Periodic Reporting for period 1 - CIGNUS (CuInGaSe Nanowires Under the Sun)
Reporting period: 2019-11-04 to 2021-11-03
Sustainable energy conversion is thus an essential challenge for the future of humanity, as a global shift from fossil fuels to renewable energy is underway as a result of striking climate change concerns. Photovoltaics and battery technologies are at the core of solutions for this issue, and the effort for increased performance, sustainability and affordability is currently at its peak.
Nanowires enable novel paths for this unprecedented situation by reducing necessary resources and pioneering novel science and unique phenomena. In this project, we plan to exploit their properties to save material and improve photovoltaic efficiency by using Se-based materials, which have been proven to have excellent performance in polycrystalline thin films.
Three key project objectives can be identified: the investigation of the growth mechanism and control of the deposition of the nanowires; the study of their optical, electronic, and structural properties; and the fabrication of devices based on them. These challenges were engaged within three main tasks, which are closely interconnected by a continuous feedback of design, fabrication and characterization to constantly improve material quality and application potential.
In WP1, the fellow developed the substrate fabrication and the growth of CuInSe isolated nanostructures and regular holed material. During the fellowship, CuBiSe thin film materials were investigated as well. In WP2, the fellow characterized in depth the material deposited using several different techniques (among which Raman spectroscopy, XRD, and electron microscopy). WP3 was focused on developing devices based on the isolated nanostructures.
After the first 3 months during which the fellow was trained in the cleanroom and in the details of Molecular Beam Epitaxy (MBE), he focused on developing data analysis programming during the first COVID lockdown.
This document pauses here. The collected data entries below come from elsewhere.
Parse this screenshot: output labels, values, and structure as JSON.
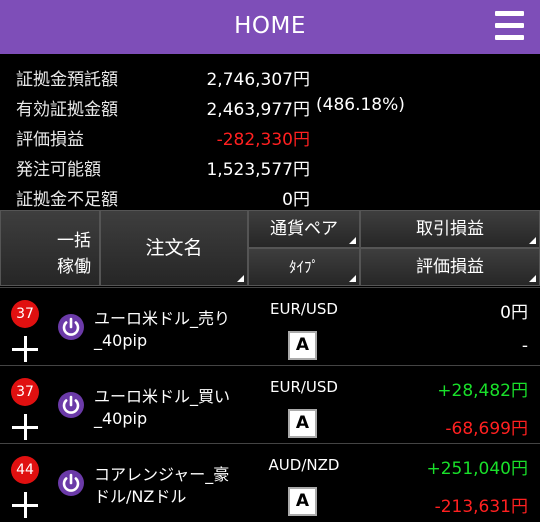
{
  "header": {
    "title": "HOME",
    "menu_icon": "hamburger-menu-icon"
  },
  "summary": [
    {
      "label": "証拠金預託額",
      "value": "2,746,307円",
      "extra": ""
    },
    {
      "label": "有効証拠金額",
      "value": "2,463,977円",
      "extra": "(486.18%)"
    },
    {
      "label": "評価損益",
      "value": "-282,330円",
      "extra": ""
    },
    {
      "label": "発注可能額",
      "value": "1,523,577円",
      "extra": ""
    },
    {
      "label": "証拠金不足額",
      "value": "0円",
      "extra": ""
    }
  ],
  "table_header": {
    "bulk_line1": "一括",
    "bulk_line2": "稼働",
    "order_name": "注文名",
    "currency_pair": "通貨ペア",
    "type": "ﾀｲﾌﾟ",
    "trade_pl": "取引損益",
    "eval_pl": "評価損益"
  },
  "rows": [
    {
      "count": "37",
      "name": "ユーロ米ドル_売り_40pip",
      "pair": "EUR/USD",
      "type": "A",
      "trade_pl": "0円",
      "eval_pl": "-"
    },
    {
      "count": "37",
      "name": "ユーロ米ドル_買い_40pip",
      "pair": "EUR/USD",
      "type": "A",
      "trade_pl": "+28,482円",
      "eval_pl": "-68,699円"
    },
    {
      "count": "44",
      "name": "コアレンジャー_豪ドル/NZドル",
      "pair": "AUD/NZD",
      "type": "A",
      "trade_pl": "+251,040円",
      "eval_pl": "-213,631円"
    }
  ],
  "colors": {
    "header_bg": "#7e4eb8",
    "negative": "#ff2020",
    "positive": "#19e02a",
    "badge": "#e01010",
    "power_icon": "#6b3aa8"
  }
}
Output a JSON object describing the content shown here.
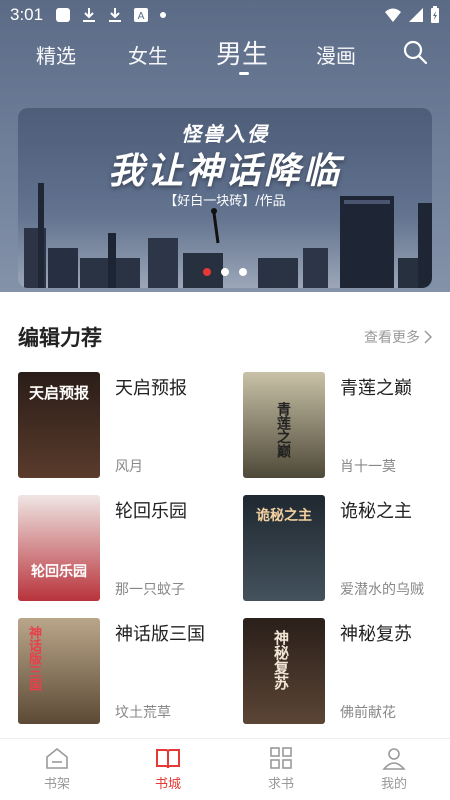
{
  "status_bar": {
    "time": "3:01",
    "icons": [
      "app-icon",
      "download-icon",
      "download-icon",
      "font-icon",
      "dot-icon"
    ],
    "right_icons": [
      "wifi-icon",
      "signal-icon",
      "battery-charging-icon"
    ]
  },
  "tabs": [
    {
      "label": "精选",
      "active": false
    },
    {
      "label": "女生",
      "active": false
    },
    {
      "label": "男生",
      "active": true
    },
    {
      "label": "漫画",
      "active": false
    }
  ],
  "banner": {
    "subtitle": "怪兽入侵",
    "title": "我让神话降临",
    "author": "【好白一块砖】/作品",
    "dots": 3,
    "active_dot": 0
  },
  "section": {
    "title": "编辑力荐",
    "more": "查看更多"
  },
  "books": [
    {
      "title": "天启预报",
      "author": "风月",
      "cover_text": "天启预报",
      "cover_color": "#3d2a20"
    },
    {
      "title": "青莲之巅",
      "author": "肖十一莫",
      "cover_text": "青莲之巅",
      "cover_color": "#6a6450"
    },
    {
      "title": "轮回乐园",
      "author": "那一只蚊子",
      "cover_text": "轮回乐园",
      "cover_color": "#c7a9a2"
    },
    {
      "title": "诡秘之主",
      "author": "爱潜水的乌贼",
      "cover_text": "诡秘之主",
      "cover_color": "#2d3a44"
    },
    {
      "title": "神话版三国",
      "author": "坟土荒草",
      "cover_text": "神话版三国",
      "cover_color": "#8c7a62"
    },
    {
      "title": "神秘复苏",
      "author": "佛前献花",
      "cover_text": "神秘复苏",
      "cover_color": "#3a2a22"
    }
  ],
  "bottom_nav": [
    {
      "label": "书架",
      "icon": "bookshelf-icon",
      "active": false
    },
    {
      "label": "书城",
      "icon": "open-book-icon",
      "active": true
    },
    {
      "label": "求书",
      "icon": "grid-icon",
      "active": false
    },
    {
      "label": "我的",
      "icon": "person-icon",
      "active": false
    }
  ],
  "colors": {
    "accent": "#e53935",
    "header_bg": "#6b7b96"
  }
}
Once experimental work was allowed again, he used a magnetron sputtering system to deposit material to test the substrates fabricated in the cleanoom. After 9 months from the start of the project, the MBE machine was available again for use once the fellow assisted other colleagues during maintenance on the system. Several growth conditions were tested, and it was quickly realized that a high substrate temperature was crucial for selective area growth. Using different substrates with different growth masks and designs, isolated CuInSe nanostructures with precise position control were demonstrated on aluminium oxide islands.
Within WP4, the results from the project are planned to be published in 2 journal publications, one focused on the growth analysis of the deposition of CuInSe nanostructures and their characterization, and one on the material developed based on CuBiSe thin films. Furthermore, the fellow presented his work at 3 international conferences (E-MRS, ACCGE, ICMBE) and several workshops and meetings, such as EuroNanoForum and INL Symposia.
In the framework of WP5, the fellow participated in several outreach activities, including participation in the online 2021 Science is Wonderful event and the International Day of Light.
WP6 was focused on project management, where the fellow learned how to take care of the resources available during the project and to organize funding.